In ordine alla dedotta violazione del D.Lgs. n. 25 del 2008, art. 8, va osservato che il ricorrente ha lamentato che il giudice di merito è venuto meno all’obbligo di cooperazione istruttoria, non considerando, tuttavia, che questa Corte ha più volte statuito che qualora le dichiarazioni del richiedente siano giudicate inattendibili alla stregua degli indicatori di genuinità soggettiva di cui al D.Lgs. n. 251 del 2007, art. 3, non occorre procedere ad un approfondimento istruttorio officioso circa la prospettata situazione persecutoria nel Paese di origine analogo discorso vale per il pericolo di “danno grave” – salvo che la mancanza di veridicità derivi esclusivamente dall’impossibilità di fornire riscontri probatori” (Cass. 27 giugno 2018, n. 16925; e v. ancora, fra le altre, Cass. 31 maggio 2018, n. 13858 e n. 14006; Cass. 5 febbraio 2019, n. 3340).
Infine, manifestamente infondata è la lamentata violazione dell’art. 115 c.p.c., che è configurabile solo ove si alleghi che il giudice abbia posto a base della decisione prove non dedotte dalle parti, ovvero disposte d’ufficio al di fuori dei limiti legali, o abbia disatteso, valutandole secondo il suo prudente apprezzamento, delle prove legali, ovvero abbia considerato come facenti piena prova, recependoli senza apprezzamento critico, elementi di prova soggetti invece a valutazione, fattispecie completamente estranee alla causa in esame (Cass. n. 1229 del 17/01/2019).

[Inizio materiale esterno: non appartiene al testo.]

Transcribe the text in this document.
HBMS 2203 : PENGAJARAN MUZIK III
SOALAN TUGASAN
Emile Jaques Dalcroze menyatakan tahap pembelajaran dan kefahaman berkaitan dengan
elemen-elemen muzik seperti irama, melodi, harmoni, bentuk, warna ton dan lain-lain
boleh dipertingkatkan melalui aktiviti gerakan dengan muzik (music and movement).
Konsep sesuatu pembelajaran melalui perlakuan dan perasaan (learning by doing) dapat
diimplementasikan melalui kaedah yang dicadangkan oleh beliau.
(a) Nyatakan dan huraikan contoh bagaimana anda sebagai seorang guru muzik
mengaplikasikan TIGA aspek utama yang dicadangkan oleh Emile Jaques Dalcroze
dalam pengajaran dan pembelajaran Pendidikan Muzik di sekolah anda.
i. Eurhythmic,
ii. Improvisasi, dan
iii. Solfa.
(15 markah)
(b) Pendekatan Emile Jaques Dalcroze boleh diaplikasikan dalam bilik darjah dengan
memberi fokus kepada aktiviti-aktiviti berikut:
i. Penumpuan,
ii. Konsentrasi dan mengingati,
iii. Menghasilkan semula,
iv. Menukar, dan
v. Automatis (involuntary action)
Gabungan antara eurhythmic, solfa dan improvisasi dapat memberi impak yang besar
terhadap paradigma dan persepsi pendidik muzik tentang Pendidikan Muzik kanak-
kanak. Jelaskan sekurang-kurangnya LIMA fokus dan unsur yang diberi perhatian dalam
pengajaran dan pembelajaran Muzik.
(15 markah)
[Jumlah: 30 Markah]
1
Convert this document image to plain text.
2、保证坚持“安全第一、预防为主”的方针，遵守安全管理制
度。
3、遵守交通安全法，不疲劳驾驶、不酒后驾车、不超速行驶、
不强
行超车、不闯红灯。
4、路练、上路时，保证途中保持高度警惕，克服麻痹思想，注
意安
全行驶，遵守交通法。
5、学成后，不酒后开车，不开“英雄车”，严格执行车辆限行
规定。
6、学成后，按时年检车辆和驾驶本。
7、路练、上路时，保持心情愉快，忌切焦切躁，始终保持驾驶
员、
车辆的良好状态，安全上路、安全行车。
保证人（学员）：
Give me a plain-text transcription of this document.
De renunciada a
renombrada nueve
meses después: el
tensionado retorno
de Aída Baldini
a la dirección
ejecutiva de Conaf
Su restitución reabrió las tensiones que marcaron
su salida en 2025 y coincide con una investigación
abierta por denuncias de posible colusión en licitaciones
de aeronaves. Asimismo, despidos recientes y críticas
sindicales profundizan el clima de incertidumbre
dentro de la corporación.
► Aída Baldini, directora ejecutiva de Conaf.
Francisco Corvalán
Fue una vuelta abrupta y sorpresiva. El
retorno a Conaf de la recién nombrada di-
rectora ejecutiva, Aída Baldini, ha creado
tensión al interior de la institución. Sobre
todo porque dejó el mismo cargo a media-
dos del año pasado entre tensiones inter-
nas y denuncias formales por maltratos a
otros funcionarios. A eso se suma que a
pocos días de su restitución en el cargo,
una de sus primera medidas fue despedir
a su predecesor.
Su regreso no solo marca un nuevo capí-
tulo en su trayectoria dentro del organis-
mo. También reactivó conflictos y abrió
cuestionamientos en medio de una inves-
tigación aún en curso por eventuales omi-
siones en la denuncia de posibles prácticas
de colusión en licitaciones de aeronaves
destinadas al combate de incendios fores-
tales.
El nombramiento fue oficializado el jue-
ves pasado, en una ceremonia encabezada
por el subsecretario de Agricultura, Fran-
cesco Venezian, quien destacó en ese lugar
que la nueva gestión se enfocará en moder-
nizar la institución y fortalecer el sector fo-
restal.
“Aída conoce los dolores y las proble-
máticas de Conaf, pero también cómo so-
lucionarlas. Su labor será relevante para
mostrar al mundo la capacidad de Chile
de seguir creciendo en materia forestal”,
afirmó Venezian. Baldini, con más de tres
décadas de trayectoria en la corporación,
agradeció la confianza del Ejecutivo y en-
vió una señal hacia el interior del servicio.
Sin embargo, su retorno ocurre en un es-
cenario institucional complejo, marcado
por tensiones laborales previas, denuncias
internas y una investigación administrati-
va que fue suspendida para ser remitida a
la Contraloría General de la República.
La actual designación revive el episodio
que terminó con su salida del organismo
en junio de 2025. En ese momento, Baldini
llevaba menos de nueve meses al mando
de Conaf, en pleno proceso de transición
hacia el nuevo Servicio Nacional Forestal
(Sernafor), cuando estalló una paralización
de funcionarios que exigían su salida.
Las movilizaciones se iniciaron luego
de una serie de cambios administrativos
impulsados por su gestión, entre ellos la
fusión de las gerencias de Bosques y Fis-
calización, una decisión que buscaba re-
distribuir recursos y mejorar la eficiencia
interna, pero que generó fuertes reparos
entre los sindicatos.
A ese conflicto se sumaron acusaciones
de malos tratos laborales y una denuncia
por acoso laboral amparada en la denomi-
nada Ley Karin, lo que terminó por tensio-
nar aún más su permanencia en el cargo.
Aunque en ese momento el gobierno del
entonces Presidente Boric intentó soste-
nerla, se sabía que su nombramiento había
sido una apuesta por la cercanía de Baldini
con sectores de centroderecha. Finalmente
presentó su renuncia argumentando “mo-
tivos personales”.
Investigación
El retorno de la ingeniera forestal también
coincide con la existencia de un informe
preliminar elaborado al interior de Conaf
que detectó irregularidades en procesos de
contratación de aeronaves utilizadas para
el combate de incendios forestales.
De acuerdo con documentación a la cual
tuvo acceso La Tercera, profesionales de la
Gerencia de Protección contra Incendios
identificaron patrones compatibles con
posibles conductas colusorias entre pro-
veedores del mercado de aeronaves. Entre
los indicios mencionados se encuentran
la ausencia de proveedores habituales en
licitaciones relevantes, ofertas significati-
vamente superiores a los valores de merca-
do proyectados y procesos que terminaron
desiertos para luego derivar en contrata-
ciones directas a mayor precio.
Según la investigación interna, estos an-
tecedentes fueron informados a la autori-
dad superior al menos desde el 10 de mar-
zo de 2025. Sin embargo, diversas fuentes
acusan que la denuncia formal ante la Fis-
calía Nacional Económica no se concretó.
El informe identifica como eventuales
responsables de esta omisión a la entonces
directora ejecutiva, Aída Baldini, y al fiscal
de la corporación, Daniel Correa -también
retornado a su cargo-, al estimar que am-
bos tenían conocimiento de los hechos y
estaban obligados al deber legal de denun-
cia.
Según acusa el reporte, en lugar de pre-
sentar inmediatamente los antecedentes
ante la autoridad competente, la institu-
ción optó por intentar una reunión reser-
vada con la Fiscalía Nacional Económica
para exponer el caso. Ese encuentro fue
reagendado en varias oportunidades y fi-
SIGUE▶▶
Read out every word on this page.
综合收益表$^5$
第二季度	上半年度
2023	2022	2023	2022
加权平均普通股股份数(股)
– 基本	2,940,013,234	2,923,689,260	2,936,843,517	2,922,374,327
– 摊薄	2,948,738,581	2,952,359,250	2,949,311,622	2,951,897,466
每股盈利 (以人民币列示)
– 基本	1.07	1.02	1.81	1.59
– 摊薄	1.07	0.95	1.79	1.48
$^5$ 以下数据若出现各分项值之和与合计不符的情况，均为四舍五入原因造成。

5. Con il terzo motivo è stata dedotta la violazione dell’art. 132 c.p.c., comma 2, n. 4, per motivazione apparente/inesistente in relazione al D.Lgs. n. 25 del 2008, art. 32, comma 3, D.Lgs. n. 286 del 1998, art. 5, comma 6 e D.P.R. n. 394 del 1999, artt. 11 e 29, per non avere la Corte d’Appello esaminato la richiesta di riconoscimento della protezione umanitaria.
6. Il motivo è fondato.
Va osservato che nonostante la sentenza impugnata, nel riportare le conclusioni del ricorrente nel giudizio d’appello, avesse dato atto che lo stesso, in subordine, aveva richiesto la concessione di un permesso temporaneo per motivi umanitari, ai sensi del D.Lgs. n. 286 del 1998, art. 5, comma 6 e art. 19 e D.P.R. n. 394 del 1999, art. 28 (pag. 2), non si è minimamente pronunciata su tale domanda, così incorrendo nella violazione dell’art. 132 c.p.c., comma 2, n. 4.
Deve quindi cassarsi la sentenza impugnata limitatamente al terzo motivo, con rinvio alla Corte d’Appello di Venezia, in diversa composizione, per nuovo esame e per statuire sulle spese del giudizio di legittimità.
P.Q.M.
Rigetta il primo ed il secondo motivo, accoglie il terzo, cassa la sentenza impugnata e rinvia alla Corte d’Appello di Venezia, in diversa composizione, per nuovo esame e per statuire sulle spese del giudizio di legittimità.
Così deciso in Roma, il 27 novembre 2020.